Ex: this command should print a count value which increments every 2 seconds, in addition to the output of my main command, which, in this case is just echo "hello" for the purposes of this demonstration:

export COUNT=0 && watch -n 2 'export COUNT=$((COUNT+1)); echo "Count = $COUNT" \
&& echo "hello"'

But, all it outputs is this, with the count always being 1 and never changing:

Count = 1
hello

How can I get this Count variable to increment every 2 seconds when watch runs the command?

Upvotes: 1

Views: 878

Answers (1)

Gabriel Staples
Gabriel Staples

Reputation: 53065

Thanks @Inian for pointing this out in the comments. I've consulted the cross-site duplicate, slightly modified it, and come up with this:

count=0; while sleep 2 ; do clear; echo "$((count++))"; echo "hello" ; done

Replace echo "hello" with the real command you want to run once every sleep n second now, and it works perfectly.

There's no need to use watch at all, and, as a matter of fact, no way to use watch in this way either unless you write the variable to a file rather than to RAM, which I'd like to avoid since that's unnecessary wear and tear write/erase cycles on a solid state drive (SSD).


Now I can run this command to repeatedly build my asciidoctor document so I can view it in a webpage, hitting only F5 each time I make and save a change to view the updated HTML page.

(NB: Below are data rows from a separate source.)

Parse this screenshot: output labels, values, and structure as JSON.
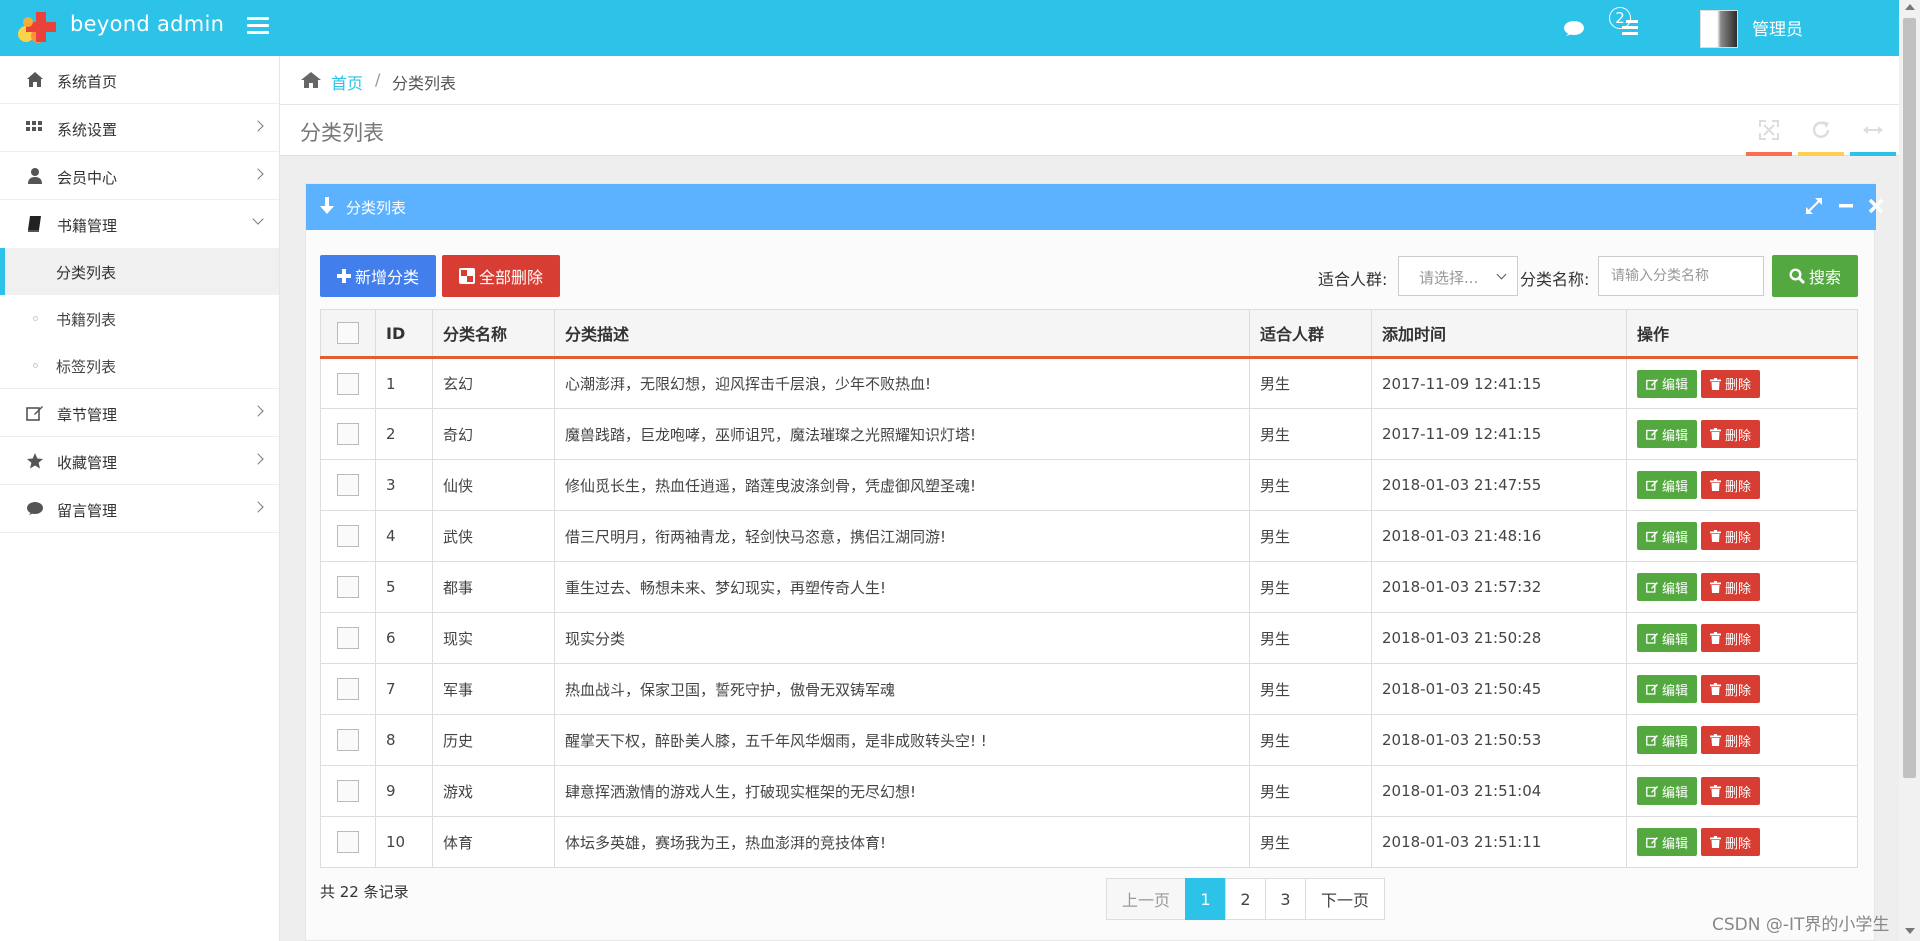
{
  "app": {
    "logo_text": "beyond admin",
    "user_name": "管理员",
    "tasks_badge": "2"
  },
  "sidebar": {
    "items": [
      {
        "label": "系统首页",
        "icon": "home-icon"
      },
      {
        "label": "系统设置",
        "icon": "grid-icon"
      },
      {
        "label": "会员中心",
        "icon": "user-icon"
      },
      {
        "label": "书籍管理",
        "icon": "book-icon"
      },
      {
        "label": "章节管理",
        "icon": "edit-icon"
      },
      {
        "label": "收藏管理",
        "icon": "star-icon"
      },
      {
        "label": "留言管理",
        "icon": "comment-icon"
      }
    ],
    "sub_items": [
      {
        "label": "分类列表"
      },
      {
        "label": "书籍列表"
      },
      {
        "label": "标签列表"
      }
    ]
  },
  "breadcrumb": {
    "home": "首页",
    "separator": "/",
    "current": "分类列表"
  },
  "page": {
    "title": "分类列表"
  },
  "widget": {
    "title": "分类列表"
  },
  "toolbar": {
    "add_label": "新增分类",
    "delete_all_label": "全部删除",
    "audience_label": "适合人群:",
    "audience_placeholder": "请选择...",
    "name_label": "分类名称:",
    "name_placeholder": "请输入分类名称",
    "search_label": "搜索"
  },
  "table": {
    "headers": [
      "ID",
      "分类名称",
      "分类描述",
      "适合人群",
      "添加时间",
      "操作"
    ],
    "edit_label": "编辑",
    "delete_label": "删除",
    "rows": [
      {
        "id": "1",
        "name": "玄幻",
        "desc": "心潮澎湃，无限幻想，迎风挥击千层浪，少年不败热血!",
        "audience": "男生",
        "time": "2017-11-09 12:41:15"
      },
      {
        "id": "2",
        "name": "奇幻",
        "desc": "魔兽践踏，巨龙咆哮，巫师诅咒，魔法璀璨之光照耀知识灯塔!",
        "audience": "男生",
        "time": "2017-11-09 12:41:15"
      },
      {
        "id": "3",
        "name": "仙侠",
        "desc": "修仙觅长生，热血任逍遥，踏莲曳波涤剑骨，凭虚御风塑圣魂!",
        "audience": "男生",
        "time": "2018-01-03 21:47:55"
      },
      {
        "id": "4",
        "name": "武侠",
        "desc": "借三尺明月，衔两袖青龙，轻剑快马恣意，携侣江湖同游!",
        "audience": "男生",
        "time": "2018-01-03 21:48:16"
      },
      {
        "id": "5",
        "name": "都事",
        "desc": "重生过去、畅想未来、梦幻现实，再塑传奇人生!",
        "audience": "男生",
        "time": "2018-01-03 21:57:32"
      },
      {
        "id": "6",
        "name": "现实",
        "desc": "现实分类",
        "audience": "男生",
        "time": "2018-01-03 21:50:28"
      },
      {
        "id": "7",
        "name": "军事",
        "desc": "热血战斗，保家卫国，誓死守护，傲骨无双铸军魂",
        "audience": "男生",
        "time": "2018-01-03 21:50:45"
      },
      {
        "id": "8",
        "name": "历史",
        "desc": "醒掌天下权，醉卧美人膝，五千年风华烟雨，是非成败转头空! !",
        "audience": "男生",
        "time": "2018-01-03 21:50:53"
      },
      {
        "id": "9",
        "name": "游戏",
        "desc": "肆意挥洒激情的游戏人生，打破现实框架的无尽幻想!",
        "audience": "男生",
        "time": "2018-01-03 21:51:04"
      },
      {
        "id": "10",
        "name": "体育",
        "desc": "体坛多英雄，赛场我为王，热血澎湃的竞技体育!",
        "audience": "男生",
        "time": "2018-01-03 21:51:11"
      }
    ]
  },
  "footer": {
    "total_text": "共 22 条记录",
    "pager": {
      "prev": "上一页",
      "pages": [
        "1",
        "2",
        "3"
      ],
      "active": "1",
      "next": "下一页"
    }
  },
  "watermark": "CSDN @-IT界的小学生",
  "colors": {
    "topbar": "#2dc3e8",
    "widget_header": "#5db2ff",
    "primary": "#427fed",
    "danger": "#d73d32",
    "success": "#53a93f",
    "table_accent": "#e25d33"
  }
}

count=0; while sleep 2 ; do clear; echo "$((count++))"; \
asciidoctor -D temp README.adoc ; done

Sample output:

96
asciidoctor: ERROR: README.adoc: line 6: level 0 sections can only be used when doctype is book

Final answer:

And, here's a slightly better version which prints count = 2 instead of just 2, and which also runs first and then sleeps, rather than sleeping first and then running:

count=1; while true ; do clear; echo "count = $((count++))"; \
asciidoctor -D temp README.adoc; sleep 2 ; done

...but, it looks like it's not just updating the file if it's changed, it's rewriting constantly, wearing down my disk anyway. So, I'd need to write a script and only run this if the source file has changed. Oh well...for the purposes of my original question, this answer is done.